Royal Canadian Navy (RCN)

• Began the war with 13 vessels, of which 6 were destroyers, and 3,500 personnel, and ended it with the third largest navy in the world. At war's end the RCN had 373 fighting ships and over 110,000 members, all of whom were volunteers, including 6,500 women who served in the Women's Royal Canadian Naval Services.
• Escort of merchant ship convoys was the RCN's chief responsibility during the Battle. The first convoy sailed from Halifax on September 16, 1939, escorted by the Canadian destroyer St. Laurent. By mid-1942, the RCN, with support from the RCAF, was providing nearly half the convoy escorts, and afterwards carried out the lion's share of escort duty.
• Approximately 2,000 members of the RCN died during the war, and 24 RCN vessels were sunk.
• Canadian aircraft and ships, alone or in consort with other ships or aircraft, sank 50 U-boats.

Merchant Marine

• On August 26, 1939 all Canadian merchant ships passed from the control of their owners to the control of the RCN. No Canadian-registered ship or merchant ship in a Canadian port could sail without the RCN's authority and direction.
• When the war began Canada had 38 oceangoing merchant vessels of 1,000 tons or more. 410 merchant ships were built in Canada during the war.
• More than 25,000 merchant ship voyages were made.
• The Merchant Navy Book of Remembrance lists the names of approximately 1,600 Canadians who died at sea during the war, including those of eight women.
U-boats (Unterseebooten)
• German submarines, main threat to merchant and other surface vessels. Were capable of remaining away from port for three months and more. When submerged, operated on batteries which, until the schnorkel was invented, had to be re-charged by their diesel engines at surface level. Carried up to 21 torpedoes and also laid mines. Could dive below the surface in roughly 30 seconds.
• In one month — June 1941 — over 500,000 tons of Allied shipping were lost to U-boats.
• U-boats improved with acoustic torpedo and schnorkel, which drew air inside sub and expelled exhaust fumes, allowing vessel to recharge its batteries while beneath the surface. First appeared in late 1943.
• By March 1945, 463 U-boats were on patrol, compared to 27 in 1939

In Canada, the Battle of the Atlantic is considered one of the defining moments in our history as a Nation. As a Navy (I am a Canadian Naval Officer) the rememberence of the Battle of the Atlantic is second only to November 11th.

Scott,

Alan D. Hyde
12-01-2004, 04:39 PM
A point well taken, Scott.

Have you read Samuel Eliot Morison's History of United States Naval Operations in World War Two?

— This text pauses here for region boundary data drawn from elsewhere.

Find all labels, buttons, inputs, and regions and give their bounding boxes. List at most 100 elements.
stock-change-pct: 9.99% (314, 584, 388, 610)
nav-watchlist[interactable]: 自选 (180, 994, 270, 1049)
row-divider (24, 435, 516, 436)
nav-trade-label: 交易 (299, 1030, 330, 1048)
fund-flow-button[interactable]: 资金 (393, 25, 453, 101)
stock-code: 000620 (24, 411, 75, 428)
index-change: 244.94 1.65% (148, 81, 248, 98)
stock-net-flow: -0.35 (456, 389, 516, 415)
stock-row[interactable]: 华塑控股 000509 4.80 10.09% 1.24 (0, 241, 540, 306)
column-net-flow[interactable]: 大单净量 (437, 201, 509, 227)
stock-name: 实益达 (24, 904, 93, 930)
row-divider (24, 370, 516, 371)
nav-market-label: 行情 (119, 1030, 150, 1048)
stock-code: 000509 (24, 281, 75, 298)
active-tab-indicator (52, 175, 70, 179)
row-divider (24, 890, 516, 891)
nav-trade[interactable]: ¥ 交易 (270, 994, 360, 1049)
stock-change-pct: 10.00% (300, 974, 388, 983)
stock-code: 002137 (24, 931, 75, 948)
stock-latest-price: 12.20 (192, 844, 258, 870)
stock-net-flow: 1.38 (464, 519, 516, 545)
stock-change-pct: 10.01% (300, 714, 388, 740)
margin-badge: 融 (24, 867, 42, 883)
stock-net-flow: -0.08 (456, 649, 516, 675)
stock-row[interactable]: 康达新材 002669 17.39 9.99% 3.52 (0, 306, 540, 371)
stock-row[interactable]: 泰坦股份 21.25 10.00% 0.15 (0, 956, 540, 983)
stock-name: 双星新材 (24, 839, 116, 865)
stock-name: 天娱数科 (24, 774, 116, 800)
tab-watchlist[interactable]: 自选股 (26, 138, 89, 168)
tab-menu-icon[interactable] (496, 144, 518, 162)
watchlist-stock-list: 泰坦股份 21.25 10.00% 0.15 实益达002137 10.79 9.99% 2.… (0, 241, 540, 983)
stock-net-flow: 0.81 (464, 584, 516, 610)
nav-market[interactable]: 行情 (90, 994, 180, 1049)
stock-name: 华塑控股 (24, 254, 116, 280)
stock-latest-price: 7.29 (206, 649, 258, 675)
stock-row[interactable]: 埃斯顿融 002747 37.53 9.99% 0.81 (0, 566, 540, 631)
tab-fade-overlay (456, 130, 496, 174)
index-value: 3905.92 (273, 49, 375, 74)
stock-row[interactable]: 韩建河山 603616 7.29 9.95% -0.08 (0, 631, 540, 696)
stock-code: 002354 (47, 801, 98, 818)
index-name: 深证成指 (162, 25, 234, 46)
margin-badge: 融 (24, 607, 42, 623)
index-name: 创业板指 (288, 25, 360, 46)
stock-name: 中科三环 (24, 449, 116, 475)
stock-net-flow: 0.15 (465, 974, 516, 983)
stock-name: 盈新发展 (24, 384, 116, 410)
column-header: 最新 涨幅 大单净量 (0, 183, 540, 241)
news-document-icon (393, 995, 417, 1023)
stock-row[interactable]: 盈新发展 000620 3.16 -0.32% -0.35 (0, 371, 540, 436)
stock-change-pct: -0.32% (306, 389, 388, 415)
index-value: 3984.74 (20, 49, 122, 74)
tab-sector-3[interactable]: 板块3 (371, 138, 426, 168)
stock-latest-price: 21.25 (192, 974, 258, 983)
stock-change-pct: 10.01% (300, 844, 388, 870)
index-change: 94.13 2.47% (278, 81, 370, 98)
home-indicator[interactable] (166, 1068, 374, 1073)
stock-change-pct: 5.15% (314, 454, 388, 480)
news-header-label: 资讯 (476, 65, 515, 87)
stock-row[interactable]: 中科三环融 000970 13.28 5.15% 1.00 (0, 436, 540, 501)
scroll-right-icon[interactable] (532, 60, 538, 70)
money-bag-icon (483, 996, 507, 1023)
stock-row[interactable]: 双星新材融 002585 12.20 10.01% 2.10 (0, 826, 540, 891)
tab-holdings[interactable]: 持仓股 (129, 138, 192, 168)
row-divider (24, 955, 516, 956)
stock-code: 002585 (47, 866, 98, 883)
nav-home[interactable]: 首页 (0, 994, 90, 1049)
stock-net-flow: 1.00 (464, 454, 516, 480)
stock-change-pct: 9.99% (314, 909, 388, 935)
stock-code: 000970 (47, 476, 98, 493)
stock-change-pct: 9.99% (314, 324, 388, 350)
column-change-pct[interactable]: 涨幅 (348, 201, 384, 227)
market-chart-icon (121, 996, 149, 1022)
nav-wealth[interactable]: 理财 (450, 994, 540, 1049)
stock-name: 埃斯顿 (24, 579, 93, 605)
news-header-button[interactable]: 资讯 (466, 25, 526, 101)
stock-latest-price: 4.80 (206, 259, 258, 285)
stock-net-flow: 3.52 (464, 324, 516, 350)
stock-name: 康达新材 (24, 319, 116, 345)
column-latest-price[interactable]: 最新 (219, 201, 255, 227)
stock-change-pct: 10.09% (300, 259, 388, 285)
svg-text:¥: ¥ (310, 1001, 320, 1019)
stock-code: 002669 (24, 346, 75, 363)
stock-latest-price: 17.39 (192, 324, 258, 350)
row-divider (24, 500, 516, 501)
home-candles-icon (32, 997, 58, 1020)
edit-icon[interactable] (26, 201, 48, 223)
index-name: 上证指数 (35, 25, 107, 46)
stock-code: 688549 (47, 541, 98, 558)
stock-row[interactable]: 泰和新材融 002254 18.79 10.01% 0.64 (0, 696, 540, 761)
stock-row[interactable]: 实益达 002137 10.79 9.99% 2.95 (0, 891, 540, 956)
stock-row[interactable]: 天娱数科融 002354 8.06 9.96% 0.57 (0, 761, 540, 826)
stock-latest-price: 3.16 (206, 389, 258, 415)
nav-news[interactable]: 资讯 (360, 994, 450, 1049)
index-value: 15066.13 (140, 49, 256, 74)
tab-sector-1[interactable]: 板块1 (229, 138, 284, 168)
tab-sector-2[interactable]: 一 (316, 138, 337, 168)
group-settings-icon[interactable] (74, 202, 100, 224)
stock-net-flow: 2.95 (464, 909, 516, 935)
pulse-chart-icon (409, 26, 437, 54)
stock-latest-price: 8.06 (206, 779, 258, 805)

If so, any thoughts on it???

Alan

uncas
12-01-2004, 05:56 PM
Scott...ten points...Points in all directions well taken.
Morrison's book is well worth reading...

[ 12-01-2004, 05:58 PM: Message edited by: uncas ]

Scott Taylor
12-02-2004, 09:49 AM
Thanks Alan & uncas, I didn't want to come across as sactimonious but felt some Canadian facts need to come out. I have not read Morison's account of the Battle of the Atlantic but am somewhat familiar (OK I knew it existed and have read some critiques of it). I think the US Navy's contribution to the Battle of Atlantic, significant as it was, has been hugely overshadowed by the dramatic acions (and Hollywoods depictions of them) in the Pacific. I may have to pick up Morison's book and have a look.